Amazon CEO Jeff Bezos was briefly ousted this week as the richest person in the world by Bernard Arnault, CEO of French conglomerate LVMH, in large part thanks to China’s appetite for luxury goods. While this is good news for Arnault, China’s recovery – and a redoubled appetite not just for luxury goods but raw materials – is a mixed bag for the rest of the world, including the United States.
Arnault had an approximate net worth of around $ 192 billion, according to Forbes’ real-time tracker, compared to around $ 188 billion for Bezos. While broader market forces also played a role, Arnault’s rise to the top was aided by investors rewarding LVMH’s strong performance :, as well as. Much of this increase in income can be attributed to post-pandemic demand from wealthy Chinese consumers.
Consulting firm Bain & Company noted in a report released earlier this month: “China is driving recovery through continued repatriation and accelerating domestic luxury spending… China’s appetite and Chinese nationals for luxury remains insatiable.
But demand for raw materials and components is the narrative that will guide the recovery trajectory at home and abroad, a trajectory that threatens to eclipse the recovery in Chinese consumer spending. A global semiconductor shortage has crippled manufacturers in both East and West, and prices for commodities like metals, petroleum and concrete have risen, weighing on earnings projections for everyone from builders to homes to car manufacturers.
“They are already in a different frame of mind compared to the rest of the world,” said Alexis Garatti, head of macroeconomics at Euler Hermes, of China’s recovery.
These higher price increases will hit producers on both sides of the Atlantic, but the pain will not be shared equally, Garatti said. “We expect the margin to shrink,” he said, with the European Union being hit harder, reflecting the higher sensitivity of the euro area to price movements and the exposure of the companies to which they are. are facing.
“The bottom line is that the United States and China are recovering very quickly now. So you have the two largest economies in the world rebounding strongly [and] driving up the prices of things like copper, iron and wood, ”said David Dollar, senior researcher at the Brookings Institution.
“Much of the rest of the world is recovering unevenly … for the United States and China, it’s a mixed blessing that the other recovery tends to push up the prices of certain things.” , did he declare. “The combination drives up prices and it affects manufacturers on both sides of the Pacific. “
There is one big difference that could turn into an advantage for US economic activity: Home buying, despite some recent price pressures, has been held up overall as the country shifts to a post-pandemic economy. . These purchases are a key driver of downstream consumer activity, Dollar said, as people who buy homes often also buy home appliances, furniture, and home improvement goods and services. “Consumption in America has held up quite well,” he said. As the economy fully reopens, spending on services has also shown signs of stabilizing.
However, declining returns on investment and high public debt mean Beijing may find it difficult to maintain the status quo.
Even with wealthy Chinese consumers keen to purchase luxury goods, there isn’t the same kind of real estate-driven demand, Garatti said. “We do not see, for the moment, a very strong acceleration in consumption,” he said. “In China, to have high consumption, you also need a very strong housing market,” and Beijing, where rampant speculation has ignited the housing market, is looking for ways to curb this activity.
“I would expect luxury goods to boom, but that’s not the same as saying you’re going to have a generally consumer-driven recovery,” said Jacob Kirkegaard, senior researcher at Peterson Institute for International Economics.

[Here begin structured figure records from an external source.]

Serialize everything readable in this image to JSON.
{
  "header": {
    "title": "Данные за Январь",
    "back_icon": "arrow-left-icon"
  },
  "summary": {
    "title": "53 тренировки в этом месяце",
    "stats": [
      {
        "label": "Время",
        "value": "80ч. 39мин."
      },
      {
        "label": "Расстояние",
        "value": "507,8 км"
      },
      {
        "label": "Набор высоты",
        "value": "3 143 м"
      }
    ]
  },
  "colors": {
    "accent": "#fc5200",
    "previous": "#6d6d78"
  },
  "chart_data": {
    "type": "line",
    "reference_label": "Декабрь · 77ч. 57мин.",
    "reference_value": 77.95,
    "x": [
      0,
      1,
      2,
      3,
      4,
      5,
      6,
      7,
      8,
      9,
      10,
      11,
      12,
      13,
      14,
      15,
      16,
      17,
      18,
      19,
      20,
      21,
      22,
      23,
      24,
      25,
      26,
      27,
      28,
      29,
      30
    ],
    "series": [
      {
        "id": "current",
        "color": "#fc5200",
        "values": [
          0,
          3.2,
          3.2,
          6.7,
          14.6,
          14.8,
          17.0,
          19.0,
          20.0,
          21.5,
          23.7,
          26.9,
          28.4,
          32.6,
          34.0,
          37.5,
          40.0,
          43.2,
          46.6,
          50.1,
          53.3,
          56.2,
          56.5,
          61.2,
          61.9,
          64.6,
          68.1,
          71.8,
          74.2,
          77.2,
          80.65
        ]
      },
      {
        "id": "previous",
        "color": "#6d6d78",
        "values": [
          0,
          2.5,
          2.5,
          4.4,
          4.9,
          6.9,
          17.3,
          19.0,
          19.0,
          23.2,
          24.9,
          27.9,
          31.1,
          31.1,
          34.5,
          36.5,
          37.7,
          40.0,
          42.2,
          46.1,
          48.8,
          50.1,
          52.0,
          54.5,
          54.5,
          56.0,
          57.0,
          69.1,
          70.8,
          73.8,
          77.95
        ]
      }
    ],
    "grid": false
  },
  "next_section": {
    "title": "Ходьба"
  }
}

On the contrary, Kirkegaard said that China’s voracious consumption of raw materials was based on a model of economic growth fueled by debt. “The demand for raw materials… has traditionally been associated with a growth model in China that is very investment-intensive,” he said. “And that has been a model of growth which has also led to a very high level of debt.”
Falling returns on investment, rising corporate debt and high public debt mean Beijing will struggle to maintain the status quo any longer, Kirkegaard said. “The rebound in Chinese growth is largely driven by infrastructure investment – not consumption – and, in my opinion, this is causing imbalances in the Chinese economy,” he said.